Sept. 20 (Bloomberg) -- Italian Prime Minister Mario Monti’s government increased its budget-deficit forecast after underestimating the severity of the recession.
Government spending will probably exceed revenue by 2.6 percent of gross domestic product this year, Monti’s office said today after a cabinet meeting in Rome. That compares with the government’s April forecast of 1.7 percent. Italy’s GDP will probably fall 2.4 percent this year, the government said, twice the April forecast.
Monti aggravated Italy’s fourth recession since 2001 by imposing an austerity budget of tax increases and spending cuts to help shield Italy from Europe’s sovereign debt crisis. The plan, which won the approval of the European Union, took money out of the pockets of consumers and investors. Tax receipts are missing forecasts and Italy is at risk of breaching the EU’s deficit limit of 3 percent this year, said Ulrike Rondorf, an economist at Commerzbank AG in Frankfurt.

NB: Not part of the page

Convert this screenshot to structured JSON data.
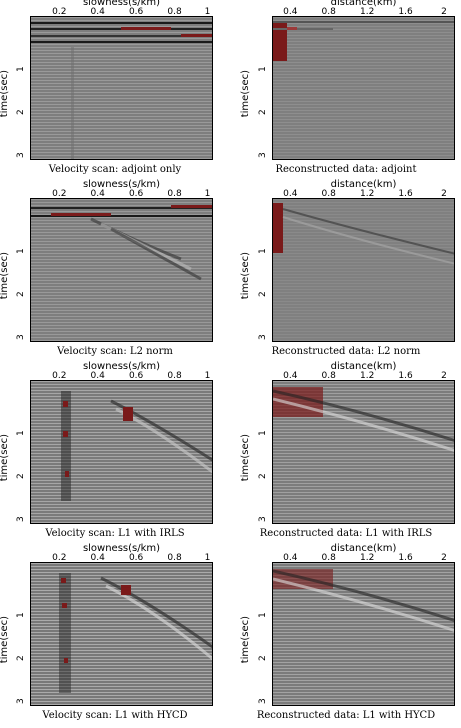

“The economic outlook was never favorable for Italy, but it has certainly worsened over the last few months,” Rondorf said. “I would even be skeptical that they reach the 3 percent mark. That would be a real hurdle.”
The government’s 2012 GDP revision means Monti’s government is forecasting a deeper contraction than the 2.2 percent rate expected by economists, according to the average estimate in a survey by Bloomberg.
Contraction in 2013
The Italian economy will probably contract in 2013, shrinking 0.2 percent. In April the government expected growth of 0.5 percent. Debt will reach 126.4 percent of GDP this year including the costs of European bailouts, before peaking at 127.1 percent in 2013. Excluding rescue payments, debt will rise to 123.3 this year and hold at that level in 2013.

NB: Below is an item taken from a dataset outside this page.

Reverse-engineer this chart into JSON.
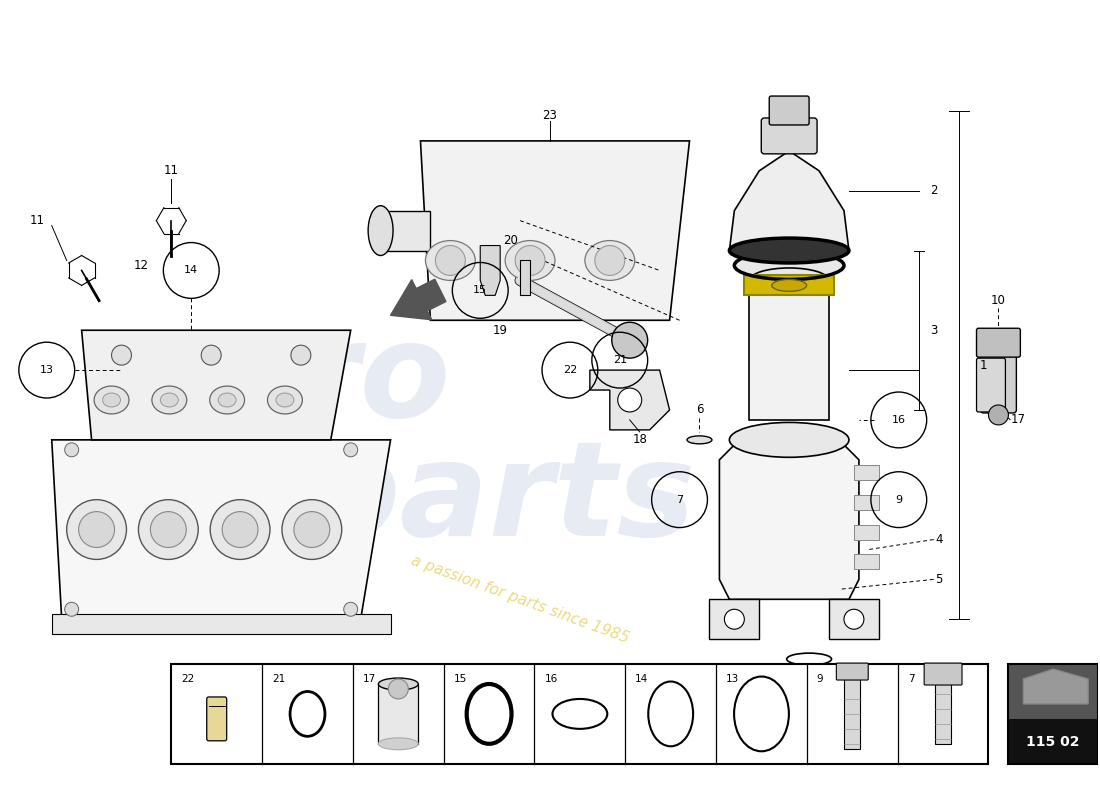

Monti, a former university president and European Union commissioner brought to power in November, has turned his attention to stimulating the economy and boosting Italy’s productivity in the home stretch of his 17-month term. He has acknowledged that his austerity budget, which helped lower Italy’s borrowing costs and safeguard the government from a European bailout, has hurt the economy.
“Only a fool could think it’s possible to act on a decades-long Italian structural problem without bringing about a short-term reduction in demand,” Monti said Sept. 11 in a speech to a conference of textile makers in Milan. “We had to decide whether to enact our long-term vision, or to simply ride out the financial storm as best we could.”